Ses principales caractéristiques sont les suivantes :

  1. Le champ d’action de ces politiques est celui de l’économie sociale, conçu à partir d’une approche transversale et unitaire. Celle-ci est considérée comme une réalité plurielle mais commune, dépassant la vision traditionnelle fragmentée qui séparait les coopératives, les associations, les mutuelles et les entreprises de l’économie sociale.
  2. Les objectifs de cette politique sont liés à la perspective polyvalente de l’économie sociale qui génère une prospérité inclusive. L’économie sociale est considérée comme un facteur de changement doté de multiples fonctions systémiques, capable de générer de l’inclusion et de l’innovation sociale tout en répondant aux défis de la transition socio-écologique.
  3. La manière dont cette politique est mise en œuvre privilégie une collaboration étroite entre le secteur public et l’économie sociale, de la phase de formulation de la politique à la mise en œuvre des mesures.
  4. Cette politique est opérationnalisée par des instruments spécifiques de promotion de l’économie sociale, tels que des stratégies pluriannuelles de promotion, des campagnes de sensibilisation et de formation, des espaces de concertation et de dialogue entre le gouvernement et les acteurs de l’écosystème de l’économie sociale, et des instances de coordination interministérielle.

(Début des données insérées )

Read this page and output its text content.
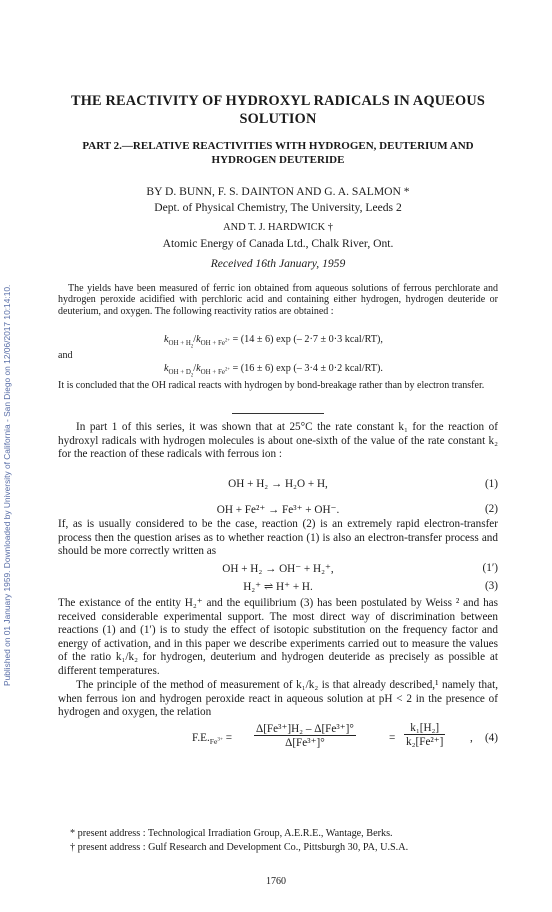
Published on 01 January 1959. Downloaded by University of California - San Diego on 12/06/2017 10:14:10.
THE REACTIVITY OF HYDROXYL RADICALS IN AQUEOUS
SOLUTION
PART 2.—RELATIVE REACTIVITIES WITH HYDROGEN, DEUTERIUM AND
HYDROGEN DEUTERIDE
BY D. BUNN, F. S. DAINTON AND G. A. SALMON *
Dept. of Physical Chemistry, The University, Leeds 2
AND T. J. HARDWICK †
Atomic Energy of Canada Ltd., Chalk River, Ont.
Received 16th January, 1959
The yields have been measured of ferric ion obtained from aqueous solutions of ferrous perchlorate and hydrogen peroxide acidified with perchloric acid and containing either hydrogen, hydrogen deuteride or deuterium, and oxygen. The following reactivity ratios are obtained :
$k_{OH + H_2}/k_{OH + Fe^{2+}} = (14 \pm 6)$ exp (– 2·7 ± 0·3 kcal/RT),
and
$k_{OH + D_2}/k_{OH + Fe^{2+}} = (16 \pm 6)$ exp (– 3·4 ± 0·2 kcal/RT).
It is concluded that the OH radical reacts with hydrogen by bond-breakage rather than by electron transfer.
In part 1 of this series, it was shown that at 25°C the rate constant k₁ for the reaction of hydroxyl radicals with hydrogen molecules is about one-sixth of the value of the rate constant k₂ for the reaction of these radicals with ferrous ion :
OH + H₂ → H₂O + H,	(1)
OH + Fe²⁺ → Fe³⁺ + OH⁻.	(2)
If, as is usually considered to be the case, reaction (2) is an extremely rapid electron-transfer process then the question arises as to whether reaction (1) is also an electron-transfer process and should be more correctly written as
OH + H₂ → OH⁻ + H₂⁺,	(1′)
H₂⁺ ⇌ H⁺ + H.	(3)
The existance of the entity H₂⁺ and the equilibrium (3) has been postulated by Weiss ² and has received considerable experimental support. The most direct way of discrimination between reactions (1) and (1′) is to study the effect of isotopic substitution on the frequency factor and energy of activation, and in this paper we describe experiments carried out to measure the values of the ratio k₁/k₂ for hydrogen, deuterium and hydrogen deuteride as precisely as possible at different temperatures.
The principle of the method of measurement of k₁/k₂ is that already described,¹ namely that, when ferrous ion and hydrogen peroxide react in aqueous solution at pH < 2 in the presence of hydrogen and oxygen, the relation
$F.E._{Fe^{3+}} = \frac{\text{Δ[Fe³⁺]H₂ – Δ[Fe³⁺]°}}{\text{Δ[Fe³⁺]°}}$	= $\frac{\text{k₁[H₂]}}{\text{k₂[Fe²⁺]}}$ , (4)
* present address : Technological Irradiation Group, A.E.R.E., Wantage, Berks.
† present address : Gulf Research and Development Co., Pittsburgh 30, PA, U.S.A.
1760
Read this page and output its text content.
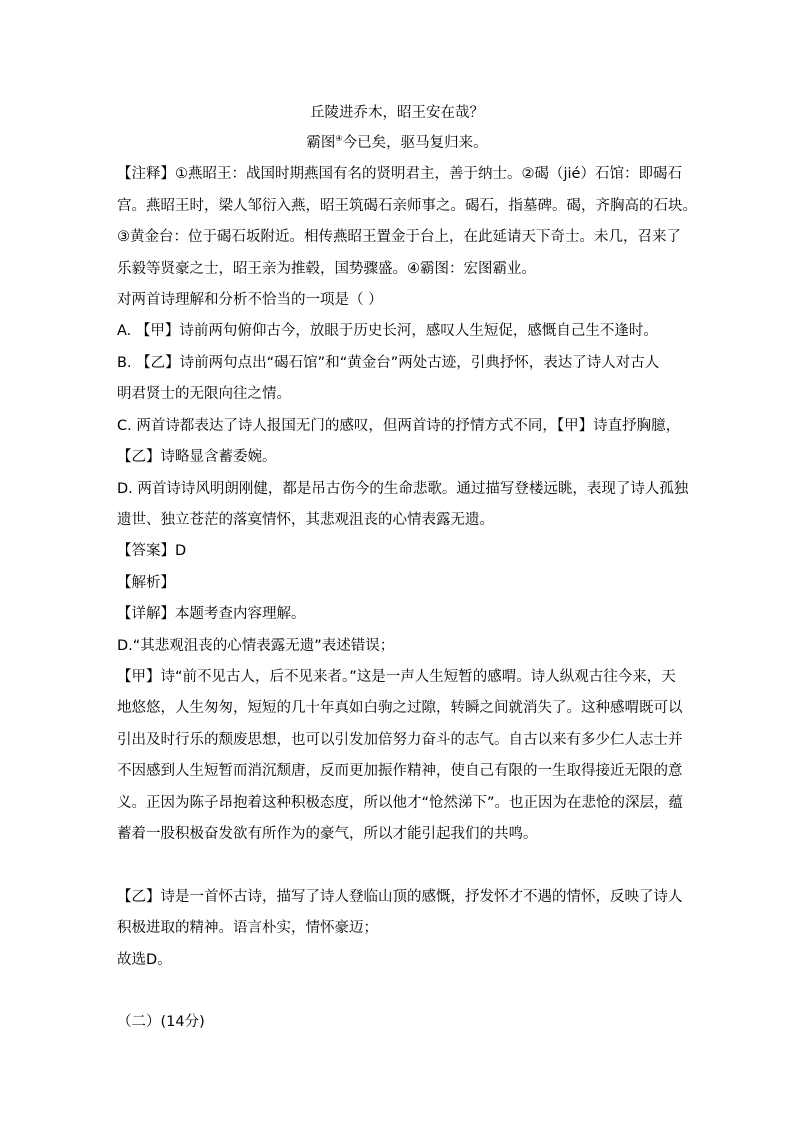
丘陵进乔木，昭王安在哉？

霸图④今已矣，驱马复归来。

【注释】①燕昭王：战国时期燕国有名的贤明君主，善于纳士。②碣（jié）石馆：即碣石

宫。燕昭王时，梁人邹衍入燕，昭王筑碣石亲师事之。碣石，指墓碑。碣，齐胸高的石块。

③黄金台：位于碣石坂附近。相传燕昭王置金于台上，在此延请天下奇士。未几，召来了

乐毅等贤豪之士，昭王亲为推毂，国势骤盛。④霸图：宏图霸业。

对两首诗理解和分析不恰当的一项是（ ）

A. 【甲】诗前两句俯仰古今，放眼于历史长河，感叹人生短促，感慨自己生不逢时。

B. 【乙】诗前两句点出“碣石馆”和“黄金台”两处古迹，引典抒怀，表达了诗人对古人

明君贤士的无限向往之情。

C. 两首诗都表达了诗人报国无门的感叹，但两首诗的抒情方式不同，【甲】诗直抒胸臆，

【乙】诗略显含蓄委婉。

D. 两首诗诗风明朗刚健，都是吊古伤今的生命悲歌。通过描写登楼远眺，表现了诗人孤独

遗世、独立苍茫的落寞情怀，其悲观沮丧的心情表露无遗。

【答案】D

【解析】

【详解】本题考查内容理解。

D.“其悲观沮丧的心情表露无遗”表述错误；

【甲】诗“前不见古人，后不见来者。”这是一声人生短暂的感喟。诗人纵观古往今来，天

地悠悠，人生匆匆，短短的几十年真如白驹之过隙，转瞬之间就消失了。这种感喟既可以

引出及时行乐的颓废思想，也可以引发加倍努力奋斗的志气。自古以来有多少仁人志士并

不因感到人生短暂而消沉颓唐，反而更加振作精神，使自己有限的一生取得接近无限的意

义。正因为陈子昂抱着这种积极态度，所以他才“怆然涕下”。也正因为在悲怆的深层，蕴

蓄着一股积极奋发欲有所作为的豪气，所以才能引起我们的共鸣。

【乙】诗是一首怀古诗，描写了诗人登临山顶的感慨，抒发怀才不遇的情怀，反映了诗人

积极进取的精神。语言朴实，情怀豪迈；

故选D。

（二）(14分)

Facteurs limitant le déploiement de ces politiques

Malgré les progrès réalisés, le développement des politiques de transformation de l’économie sociale et solidaire s’est heurté à différents obstacles qui ont limité leur déploiement ou réduit leur efficacité. L’un des principaux obstacles a été la difficulté pour les gouvernements d’adapter leurs structures ministérielles et leur mode de fonctionnement à cette nouvelle politique publique. Le caractère transversal de l’économie sociale nécessite des approches interministérielles et de nouvelles formes de coordination institutionnelle, ce qui a généré des résistances et des difficultés dans sa mise en œuvre.

Durabilité et survie des politiques de promotion de l’économie sociale

Enfin, un aspect crucial est la survie de ces politiques. Celle-ci dépend à la fois de facteurs internes, tels que la continuité des alliances entre les acteurs qui les ont promues, et de facteurs externes, tels que le changement de cycle politique qui peut conduire à la montée de courants idéologiques et économiques réactionnaires, défavorables à l’économie sociale. Dans ce contexte, il est essentiel d’identifier les stratégies qui nous permettront de surmonter ces vicissitudes et de garantir la pérennité de ces politiques dans le temps.